The Morris sisters became adept at writing about traditionally feminine activities through the lens of science, inviting other women to explore their environments in new ways.[28] Morris was reserved in her personal correspondence with other botanists but opinionated and straightforward in her anonymous writing. This anonymity provided Morris and her sister Margaretta the ability to establish themselves as science writers for a broader audience without risking their social reputations.[29]

Morris became a specialist in illustrating carnivorous pitcher plants found in bogs. Her drawings of the Nepenthes rafflesiana were published in the Philadelphia Florist and the Horticulturist Journal.[30]

During her travels along the East Coast, Morris collected algae specimens,. one of which she sent to Irish botanist William Henry Harvey, who was working on a volume for the Smithsonian about North American algae.[31] The specimen, which arrived an olive green color when dry and turned dark green once damp again, was something Harvey had never seen before. He was so impressed he named the species Cladophora morrisiae in her honor.
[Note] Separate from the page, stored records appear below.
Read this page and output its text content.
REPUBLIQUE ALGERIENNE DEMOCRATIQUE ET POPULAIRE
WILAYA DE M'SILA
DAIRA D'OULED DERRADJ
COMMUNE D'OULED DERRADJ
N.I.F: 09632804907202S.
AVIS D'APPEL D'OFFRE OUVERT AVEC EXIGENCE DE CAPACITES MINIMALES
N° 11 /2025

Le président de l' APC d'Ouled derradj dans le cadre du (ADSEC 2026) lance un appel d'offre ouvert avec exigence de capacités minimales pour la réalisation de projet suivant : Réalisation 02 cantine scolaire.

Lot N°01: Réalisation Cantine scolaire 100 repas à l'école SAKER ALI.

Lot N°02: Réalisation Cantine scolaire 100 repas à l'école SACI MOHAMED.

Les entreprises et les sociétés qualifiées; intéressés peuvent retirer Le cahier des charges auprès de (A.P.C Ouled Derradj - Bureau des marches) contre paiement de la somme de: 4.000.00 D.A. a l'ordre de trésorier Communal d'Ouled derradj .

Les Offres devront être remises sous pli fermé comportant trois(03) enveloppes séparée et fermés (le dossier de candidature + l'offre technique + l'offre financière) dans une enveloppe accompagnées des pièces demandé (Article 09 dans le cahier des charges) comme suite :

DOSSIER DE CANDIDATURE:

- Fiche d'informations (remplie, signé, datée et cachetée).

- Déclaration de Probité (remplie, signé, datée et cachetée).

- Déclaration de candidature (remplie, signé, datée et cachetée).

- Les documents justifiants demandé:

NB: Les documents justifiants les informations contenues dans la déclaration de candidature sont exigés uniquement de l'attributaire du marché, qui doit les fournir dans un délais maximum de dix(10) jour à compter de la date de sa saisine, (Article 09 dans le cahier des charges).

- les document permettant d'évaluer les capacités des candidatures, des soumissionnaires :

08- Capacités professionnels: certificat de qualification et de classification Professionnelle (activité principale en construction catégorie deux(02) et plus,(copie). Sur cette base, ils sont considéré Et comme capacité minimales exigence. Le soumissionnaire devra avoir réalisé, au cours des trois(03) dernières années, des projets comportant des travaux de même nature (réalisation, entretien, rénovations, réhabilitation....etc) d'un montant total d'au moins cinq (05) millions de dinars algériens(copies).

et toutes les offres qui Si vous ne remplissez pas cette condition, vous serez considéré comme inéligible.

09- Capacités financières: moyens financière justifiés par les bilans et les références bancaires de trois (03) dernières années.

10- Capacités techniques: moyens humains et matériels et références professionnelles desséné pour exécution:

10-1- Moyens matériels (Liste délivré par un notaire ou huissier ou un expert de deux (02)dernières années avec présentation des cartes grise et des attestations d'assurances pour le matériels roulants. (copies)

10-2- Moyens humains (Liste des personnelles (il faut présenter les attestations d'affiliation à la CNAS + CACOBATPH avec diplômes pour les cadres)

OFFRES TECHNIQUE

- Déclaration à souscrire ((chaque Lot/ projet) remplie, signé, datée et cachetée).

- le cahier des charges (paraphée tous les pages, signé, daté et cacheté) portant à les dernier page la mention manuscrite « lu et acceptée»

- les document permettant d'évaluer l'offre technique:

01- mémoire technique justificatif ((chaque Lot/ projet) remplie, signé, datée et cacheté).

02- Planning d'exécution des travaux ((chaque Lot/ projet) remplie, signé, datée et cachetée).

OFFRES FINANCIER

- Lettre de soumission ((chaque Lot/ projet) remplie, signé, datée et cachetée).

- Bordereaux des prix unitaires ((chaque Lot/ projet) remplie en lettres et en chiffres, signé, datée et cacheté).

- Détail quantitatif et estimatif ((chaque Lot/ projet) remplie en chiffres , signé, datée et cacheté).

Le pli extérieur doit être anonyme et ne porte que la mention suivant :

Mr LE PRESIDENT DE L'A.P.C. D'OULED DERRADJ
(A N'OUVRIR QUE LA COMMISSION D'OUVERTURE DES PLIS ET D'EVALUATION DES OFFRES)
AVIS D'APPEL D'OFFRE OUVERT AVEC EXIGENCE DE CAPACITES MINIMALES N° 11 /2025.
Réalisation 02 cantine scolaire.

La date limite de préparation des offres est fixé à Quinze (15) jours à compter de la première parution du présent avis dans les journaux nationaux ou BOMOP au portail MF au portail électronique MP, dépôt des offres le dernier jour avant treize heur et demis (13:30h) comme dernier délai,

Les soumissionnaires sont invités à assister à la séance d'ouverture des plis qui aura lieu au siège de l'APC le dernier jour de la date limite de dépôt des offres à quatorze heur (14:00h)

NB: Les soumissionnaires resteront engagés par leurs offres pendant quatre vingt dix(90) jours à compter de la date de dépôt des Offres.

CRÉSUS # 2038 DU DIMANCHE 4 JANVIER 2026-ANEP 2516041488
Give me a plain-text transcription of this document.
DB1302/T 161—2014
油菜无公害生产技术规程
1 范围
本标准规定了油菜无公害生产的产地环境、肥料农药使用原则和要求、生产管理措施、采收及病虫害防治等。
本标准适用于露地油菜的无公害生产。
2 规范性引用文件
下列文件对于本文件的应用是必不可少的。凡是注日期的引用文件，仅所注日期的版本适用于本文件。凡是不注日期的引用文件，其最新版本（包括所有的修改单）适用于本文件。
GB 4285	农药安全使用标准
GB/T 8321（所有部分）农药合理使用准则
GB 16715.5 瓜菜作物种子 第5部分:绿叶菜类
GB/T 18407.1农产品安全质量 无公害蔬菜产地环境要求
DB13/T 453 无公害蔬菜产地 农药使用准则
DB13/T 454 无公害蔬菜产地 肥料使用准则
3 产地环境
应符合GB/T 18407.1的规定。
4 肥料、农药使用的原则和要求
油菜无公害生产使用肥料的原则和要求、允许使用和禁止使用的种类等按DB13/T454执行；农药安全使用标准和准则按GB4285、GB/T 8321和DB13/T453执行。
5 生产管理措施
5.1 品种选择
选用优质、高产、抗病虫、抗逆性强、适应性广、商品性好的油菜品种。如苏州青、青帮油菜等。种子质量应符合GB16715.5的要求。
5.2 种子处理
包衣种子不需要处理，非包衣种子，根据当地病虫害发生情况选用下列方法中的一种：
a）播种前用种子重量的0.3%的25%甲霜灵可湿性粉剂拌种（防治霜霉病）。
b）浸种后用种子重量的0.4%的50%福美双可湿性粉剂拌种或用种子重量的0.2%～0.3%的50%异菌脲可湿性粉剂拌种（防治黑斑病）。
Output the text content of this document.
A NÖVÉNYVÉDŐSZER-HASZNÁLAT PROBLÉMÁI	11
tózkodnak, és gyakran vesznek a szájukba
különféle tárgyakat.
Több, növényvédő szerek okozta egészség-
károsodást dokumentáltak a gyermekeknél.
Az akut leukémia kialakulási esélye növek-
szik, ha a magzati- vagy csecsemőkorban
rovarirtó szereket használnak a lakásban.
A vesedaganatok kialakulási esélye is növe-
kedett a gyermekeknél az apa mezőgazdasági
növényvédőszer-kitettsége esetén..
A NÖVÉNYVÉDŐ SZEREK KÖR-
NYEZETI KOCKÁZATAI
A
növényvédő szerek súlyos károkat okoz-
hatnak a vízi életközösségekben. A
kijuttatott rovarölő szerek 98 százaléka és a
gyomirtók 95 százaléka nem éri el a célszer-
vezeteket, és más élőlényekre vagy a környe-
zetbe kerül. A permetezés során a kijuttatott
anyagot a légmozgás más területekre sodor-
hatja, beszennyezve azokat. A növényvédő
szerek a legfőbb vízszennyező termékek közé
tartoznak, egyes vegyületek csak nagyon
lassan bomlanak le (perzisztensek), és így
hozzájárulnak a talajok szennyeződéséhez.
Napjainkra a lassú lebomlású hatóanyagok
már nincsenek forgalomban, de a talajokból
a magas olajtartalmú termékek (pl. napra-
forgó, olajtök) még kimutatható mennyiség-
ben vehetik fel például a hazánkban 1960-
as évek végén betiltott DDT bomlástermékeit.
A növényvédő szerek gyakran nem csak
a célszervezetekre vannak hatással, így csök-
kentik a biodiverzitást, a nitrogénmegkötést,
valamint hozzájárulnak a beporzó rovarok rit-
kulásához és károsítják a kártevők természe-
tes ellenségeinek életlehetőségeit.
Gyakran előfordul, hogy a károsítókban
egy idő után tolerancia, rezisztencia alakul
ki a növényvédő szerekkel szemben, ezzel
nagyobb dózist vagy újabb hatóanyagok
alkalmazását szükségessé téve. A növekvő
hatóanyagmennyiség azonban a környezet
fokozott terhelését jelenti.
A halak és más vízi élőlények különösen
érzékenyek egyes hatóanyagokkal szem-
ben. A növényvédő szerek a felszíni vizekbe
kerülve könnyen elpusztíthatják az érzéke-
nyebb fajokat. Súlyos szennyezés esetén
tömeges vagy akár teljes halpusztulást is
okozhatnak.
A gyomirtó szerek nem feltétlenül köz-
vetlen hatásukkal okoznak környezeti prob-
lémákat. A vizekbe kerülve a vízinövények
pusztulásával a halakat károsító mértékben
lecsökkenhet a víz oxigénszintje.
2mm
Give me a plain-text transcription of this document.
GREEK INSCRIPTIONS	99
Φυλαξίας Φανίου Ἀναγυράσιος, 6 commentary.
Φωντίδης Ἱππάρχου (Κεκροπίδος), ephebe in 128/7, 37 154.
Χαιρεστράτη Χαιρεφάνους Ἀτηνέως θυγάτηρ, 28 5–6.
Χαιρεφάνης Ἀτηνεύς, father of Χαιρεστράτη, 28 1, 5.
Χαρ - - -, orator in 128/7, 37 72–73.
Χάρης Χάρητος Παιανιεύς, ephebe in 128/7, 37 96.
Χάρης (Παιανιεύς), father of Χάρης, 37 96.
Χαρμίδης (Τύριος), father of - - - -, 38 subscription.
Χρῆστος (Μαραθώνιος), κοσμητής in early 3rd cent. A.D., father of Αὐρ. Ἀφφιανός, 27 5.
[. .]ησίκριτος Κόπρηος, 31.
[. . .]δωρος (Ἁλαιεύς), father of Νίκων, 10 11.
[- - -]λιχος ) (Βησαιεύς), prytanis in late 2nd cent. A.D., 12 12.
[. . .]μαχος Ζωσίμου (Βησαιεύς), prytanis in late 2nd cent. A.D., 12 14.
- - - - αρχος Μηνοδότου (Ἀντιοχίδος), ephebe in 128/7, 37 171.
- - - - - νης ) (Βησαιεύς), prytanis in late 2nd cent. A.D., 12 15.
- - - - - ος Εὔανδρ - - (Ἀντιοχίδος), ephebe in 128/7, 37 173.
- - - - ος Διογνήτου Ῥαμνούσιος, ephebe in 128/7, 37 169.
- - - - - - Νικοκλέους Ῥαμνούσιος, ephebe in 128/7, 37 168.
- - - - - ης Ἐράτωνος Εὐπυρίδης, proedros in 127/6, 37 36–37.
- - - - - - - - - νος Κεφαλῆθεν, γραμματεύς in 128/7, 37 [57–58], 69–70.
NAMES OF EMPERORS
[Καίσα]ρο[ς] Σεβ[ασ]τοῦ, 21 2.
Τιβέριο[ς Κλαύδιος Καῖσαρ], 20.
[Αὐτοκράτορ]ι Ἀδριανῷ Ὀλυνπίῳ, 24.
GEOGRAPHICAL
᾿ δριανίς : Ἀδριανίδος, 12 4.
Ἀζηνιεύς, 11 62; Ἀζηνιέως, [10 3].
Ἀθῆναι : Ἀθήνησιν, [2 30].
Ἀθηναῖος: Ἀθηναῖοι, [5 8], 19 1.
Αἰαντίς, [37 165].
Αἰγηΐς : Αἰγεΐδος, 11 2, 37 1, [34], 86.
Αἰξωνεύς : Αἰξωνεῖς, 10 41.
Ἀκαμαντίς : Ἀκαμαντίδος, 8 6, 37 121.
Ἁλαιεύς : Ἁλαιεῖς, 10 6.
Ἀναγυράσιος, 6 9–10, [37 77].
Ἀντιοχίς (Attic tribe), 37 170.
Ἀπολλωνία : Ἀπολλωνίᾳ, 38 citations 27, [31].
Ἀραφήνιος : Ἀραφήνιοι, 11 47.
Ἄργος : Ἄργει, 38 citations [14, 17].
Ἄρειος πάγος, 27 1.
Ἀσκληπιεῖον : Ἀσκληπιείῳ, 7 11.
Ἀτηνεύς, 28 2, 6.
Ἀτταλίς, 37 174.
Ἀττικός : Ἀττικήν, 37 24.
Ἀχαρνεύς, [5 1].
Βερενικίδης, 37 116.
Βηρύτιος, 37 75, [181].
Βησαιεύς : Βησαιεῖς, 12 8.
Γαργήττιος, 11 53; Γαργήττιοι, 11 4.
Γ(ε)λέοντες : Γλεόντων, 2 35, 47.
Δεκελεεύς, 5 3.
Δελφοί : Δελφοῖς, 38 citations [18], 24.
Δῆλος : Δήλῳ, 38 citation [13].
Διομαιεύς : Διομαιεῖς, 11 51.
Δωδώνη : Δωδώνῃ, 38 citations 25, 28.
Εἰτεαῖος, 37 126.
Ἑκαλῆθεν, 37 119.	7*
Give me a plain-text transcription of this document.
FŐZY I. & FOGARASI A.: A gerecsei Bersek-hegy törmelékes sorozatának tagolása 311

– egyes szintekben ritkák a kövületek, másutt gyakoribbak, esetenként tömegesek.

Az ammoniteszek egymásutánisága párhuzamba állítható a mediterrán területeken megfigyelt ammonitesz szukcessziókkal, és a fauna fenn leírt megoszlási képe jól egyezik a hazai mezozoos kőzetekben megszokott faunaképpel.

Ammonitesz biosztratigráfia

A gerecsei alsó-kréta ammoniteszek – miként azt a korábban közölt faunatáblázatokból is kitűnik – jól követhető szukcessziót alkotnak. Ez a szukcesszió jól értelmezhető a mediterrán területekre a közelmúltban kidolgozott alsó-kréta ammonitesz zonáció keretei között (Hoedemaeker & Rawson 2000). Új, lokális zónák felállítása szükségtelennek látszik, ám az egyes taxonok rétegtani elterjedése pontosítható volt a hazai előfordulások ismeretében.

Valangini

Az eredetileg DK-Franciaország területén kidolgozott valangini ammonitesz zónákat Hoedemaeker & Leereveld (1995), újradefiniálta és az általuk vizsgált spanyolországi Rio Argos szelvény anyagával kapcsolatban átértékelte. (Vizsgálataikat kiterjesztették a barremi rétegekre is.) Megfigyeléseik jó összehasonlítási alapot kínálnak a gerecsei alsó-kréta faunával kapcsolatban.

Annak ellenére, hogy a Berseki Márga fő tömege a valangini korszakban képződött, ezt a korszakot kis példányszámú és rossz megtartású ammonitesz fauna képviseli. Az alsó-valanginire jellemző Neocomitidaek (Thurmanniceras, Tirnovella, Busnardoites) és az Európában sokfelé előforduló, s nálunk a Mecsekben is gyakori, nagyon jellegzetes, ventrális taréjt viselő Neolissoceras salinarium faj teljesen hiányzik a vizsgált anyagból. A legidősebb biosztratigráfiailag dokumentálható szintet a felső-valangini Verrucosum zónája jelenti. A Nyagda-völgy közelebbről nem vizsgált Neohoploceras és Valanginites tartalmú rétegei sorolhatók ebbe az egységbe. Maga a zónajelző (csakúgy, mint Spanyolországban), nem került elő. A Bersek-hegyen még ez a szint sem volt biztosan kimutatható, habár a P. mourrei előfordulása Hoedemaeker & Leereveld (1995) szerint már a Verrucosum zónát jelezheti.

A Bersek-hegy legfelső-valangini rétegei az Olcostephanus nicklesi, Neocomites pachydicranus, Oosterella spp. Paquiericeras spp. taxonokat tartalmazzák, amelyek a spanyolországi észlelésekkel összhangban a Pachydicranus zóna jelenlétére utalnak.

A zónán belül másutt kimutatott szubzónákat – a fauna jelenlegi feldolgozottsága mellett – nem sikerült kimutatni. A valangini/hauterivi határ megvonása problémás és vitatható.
Later in her life when hiking along the Wissahickon was not as feasible Morris leaned into a longstanding affection for ferns. She acquired two Wardian cases, elaborate glass terrariums popular at the time. These allowed Morris to control humidity, temperature, and soil content in order to cultivate ferns year round.[32] She kept one in her parlor for exotic ferns and a second in her bedroom for rare North American species.[33] Through her fern collecting Morris became acquainted with Prussian botanist Augustus Fendler, and supported his botanical collecting career as he traveled abroad in Venezuela.[34] He in turn would send her rare fern varieties from the region.

Death

Morris struggled with prolonged liver disease that began in middle age. Between 1860 and 1861, Morris and her sister Margaretta traveled in an effort to improve their health, which was a common suggestion of physicians at the time. Despite months spent in the fresh air of the Allegheny Mountains, she returned home and her condition worsened.[35] During a heavy snowstorm on February 12, 1865, Morris died from lung congestion at the age of sixty-nine. Morris’s sister Margaretta had her buried under a young elm tree at their family’s plot at St. Luke’s Episcopal Church in Germantown.[36]

She was posthumously honored by her friend and editor of Gardener’s Monthly, Thomas Meehan, in an article titled “Death of One of Our Contributors.” In it he highlighted her overwhelming contribution to the publication, calling her a highly educated and accomplished botanist whose work is highly respected.[37]

Legacy

Morris’s herbarium sheets can be found at Harvard University, Kew Gardens, the Field Museum, Trinity College Dublin, Delaware State University, Miami University, the New York Botanical Garden, Westchester University, and the Missouri Botanical Gardens.[38]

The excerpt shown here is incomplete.